Mol Cell Proteomics. 2015 Apr;14(4):1148-58.
As one of the principal investigators in the Microchemistry and Proteomics laboratory, my work is heavily technology-focused and includes (first and foremost) mass spectrometry, protein and peptide separations, chemical and enzymatic manipulation, and the repertoire of informatics tools necessary to make sense of complex and multidimensional measurements. My group puts these tools of the trade to use in collaborative research with other Genentech scientists on a variety of biochemical processes and disease areas in the pursuit of new drugs and drug targets.

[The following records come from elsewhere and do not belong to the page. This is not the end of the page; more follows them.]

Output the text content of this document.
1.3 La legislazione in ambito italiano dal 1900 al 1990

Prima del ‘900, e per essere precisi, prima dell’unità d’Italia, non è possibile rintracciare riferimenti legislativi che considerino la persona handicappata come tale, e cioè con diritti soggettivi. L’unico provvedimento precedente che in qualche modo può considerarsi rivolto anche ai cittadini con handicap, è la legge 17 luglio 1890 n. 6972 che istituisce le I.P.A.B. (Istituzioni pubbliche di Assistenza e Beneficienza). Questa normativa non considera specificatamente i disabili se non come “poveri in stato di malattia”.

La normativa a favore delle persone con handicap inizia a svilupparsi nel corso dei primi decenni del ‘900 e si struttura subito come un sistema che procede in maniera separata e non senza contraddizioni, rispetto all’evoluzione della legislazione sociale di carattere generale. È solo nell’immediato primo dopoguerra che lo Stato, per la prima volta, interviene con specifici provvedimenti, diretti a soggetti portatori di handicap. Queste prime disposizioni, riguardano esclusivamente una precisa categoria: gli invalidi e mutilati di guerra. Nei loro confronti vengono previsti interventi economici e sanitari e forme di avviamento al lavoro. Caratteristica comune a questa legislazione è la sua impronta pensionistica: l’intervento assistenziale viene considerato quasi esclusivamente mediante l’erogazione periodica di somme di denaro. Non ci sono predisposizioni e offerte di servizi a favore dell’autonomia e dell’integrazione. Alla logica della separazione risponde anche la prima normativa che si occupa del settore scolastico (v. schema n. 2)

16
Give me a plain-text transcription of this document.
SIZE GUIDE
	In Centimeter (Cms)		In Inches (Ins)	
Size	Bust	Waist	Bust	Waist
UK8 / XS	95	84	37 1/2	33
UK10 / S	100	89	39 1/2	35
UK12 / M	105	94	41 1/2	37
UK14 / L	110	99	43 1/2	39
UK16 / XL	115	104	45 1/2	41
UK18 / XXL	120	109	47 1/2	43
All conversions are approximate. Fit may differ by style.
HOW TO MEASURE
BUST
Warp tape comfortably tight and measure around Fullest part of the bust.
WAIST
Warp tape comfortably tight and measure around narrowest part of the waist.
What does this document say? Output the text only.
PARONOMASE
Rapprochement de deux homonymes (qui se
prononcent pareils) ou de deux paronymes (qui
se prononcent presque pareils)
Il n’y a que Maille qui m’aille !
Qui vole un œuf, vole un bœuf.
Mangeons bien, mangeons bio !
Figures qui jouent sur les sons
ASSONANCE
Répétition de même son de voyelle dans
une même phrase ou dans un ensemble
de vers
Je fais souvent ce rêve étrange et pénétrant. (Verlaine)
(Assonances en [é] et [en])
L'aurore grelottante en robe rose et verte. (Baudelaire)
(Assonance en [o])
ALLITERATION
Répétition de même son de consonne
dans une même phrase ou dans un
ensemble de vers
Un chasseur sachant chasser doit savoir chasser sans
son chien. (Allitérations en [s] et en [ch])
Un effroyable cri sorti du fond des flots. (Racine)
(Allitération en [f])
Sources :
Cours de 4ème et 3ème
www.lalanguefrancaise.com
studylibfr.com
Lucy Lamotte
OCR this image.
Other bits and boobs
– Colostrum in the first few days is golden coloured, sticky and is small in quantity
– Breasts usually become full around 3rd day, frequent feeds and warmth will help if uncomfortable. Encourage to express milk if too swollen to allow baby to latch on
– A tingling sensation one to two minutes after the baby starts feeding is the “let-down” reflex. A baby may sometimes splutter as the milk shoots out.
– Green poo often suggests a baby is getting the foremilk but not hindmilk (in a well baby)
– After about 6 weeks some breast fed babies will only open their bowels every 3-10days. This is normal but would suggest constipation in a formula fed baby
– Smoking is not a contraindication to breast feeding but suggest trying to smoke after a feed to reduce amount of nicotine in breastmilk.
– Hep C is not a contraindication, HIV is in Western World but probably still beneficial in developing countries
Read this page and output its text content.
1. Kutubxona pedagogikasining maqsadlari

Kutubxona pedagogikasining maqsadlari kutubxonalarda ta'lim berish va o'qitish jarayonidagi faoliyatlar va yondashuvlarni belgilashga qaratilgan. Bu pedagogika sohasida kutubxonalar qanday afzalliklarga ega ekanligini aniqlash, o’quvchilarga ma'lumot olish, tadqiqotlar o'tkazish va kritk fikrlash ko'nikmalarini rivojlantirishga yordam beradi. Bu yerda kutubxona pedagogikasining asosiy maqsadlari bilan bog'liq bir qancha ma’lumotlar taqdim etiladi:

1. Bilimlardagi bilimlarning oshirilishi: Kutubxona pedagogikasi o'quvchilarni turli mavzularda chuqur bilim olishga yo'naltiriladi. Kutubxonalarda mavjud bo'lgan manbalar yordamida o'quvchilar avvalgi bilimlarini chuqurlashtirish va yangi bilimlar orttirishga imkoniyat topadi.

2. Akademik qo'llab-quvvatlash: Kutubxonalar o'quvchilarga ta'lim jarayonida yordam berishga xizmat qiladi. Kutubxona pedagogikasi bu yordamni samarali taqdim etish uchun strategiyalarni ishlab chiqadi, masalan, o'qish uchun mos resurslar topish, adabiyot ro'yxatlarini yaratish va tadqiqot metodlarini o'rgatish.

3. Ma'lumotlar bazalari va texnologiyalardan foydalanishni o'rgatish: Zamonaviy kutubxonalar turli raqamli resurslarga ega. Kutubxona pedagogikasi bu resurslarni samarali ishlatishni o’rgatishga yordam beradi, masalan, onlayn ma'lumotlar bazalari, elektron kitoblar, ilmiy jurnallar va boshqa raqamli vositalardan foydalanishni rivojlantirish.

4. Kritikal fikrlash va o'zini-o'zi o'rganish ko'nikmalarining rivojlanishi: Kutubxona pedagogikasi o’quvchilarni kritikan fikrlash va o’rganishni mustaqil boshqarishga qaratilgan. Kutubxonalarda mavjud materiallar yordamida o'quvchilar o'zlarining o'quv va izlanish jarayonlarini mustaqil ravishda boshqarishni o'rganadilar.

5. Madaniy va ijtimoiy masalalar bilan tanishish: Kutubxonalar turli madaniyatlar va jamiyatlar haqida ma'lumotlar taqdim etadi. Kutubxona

In common with the other MPL investigators, I use the general proteomic approaches of protein identification, quantitation, and posttranslational modification mapping at levels of complexity from single proteins to whole organs, with most work being done on cultured cells. A specific focus of my groups for several years has been epigenetic research, which we support in multiple ways, but most importantly through the quantitation of histone posttranslational modifications, whose variety and combinatorial complexity pose a stimulating challenge. Other technology interests of mine include large-scale targeted protein detection and quantitation, and applications of mass spectrometry to protein structural analysis.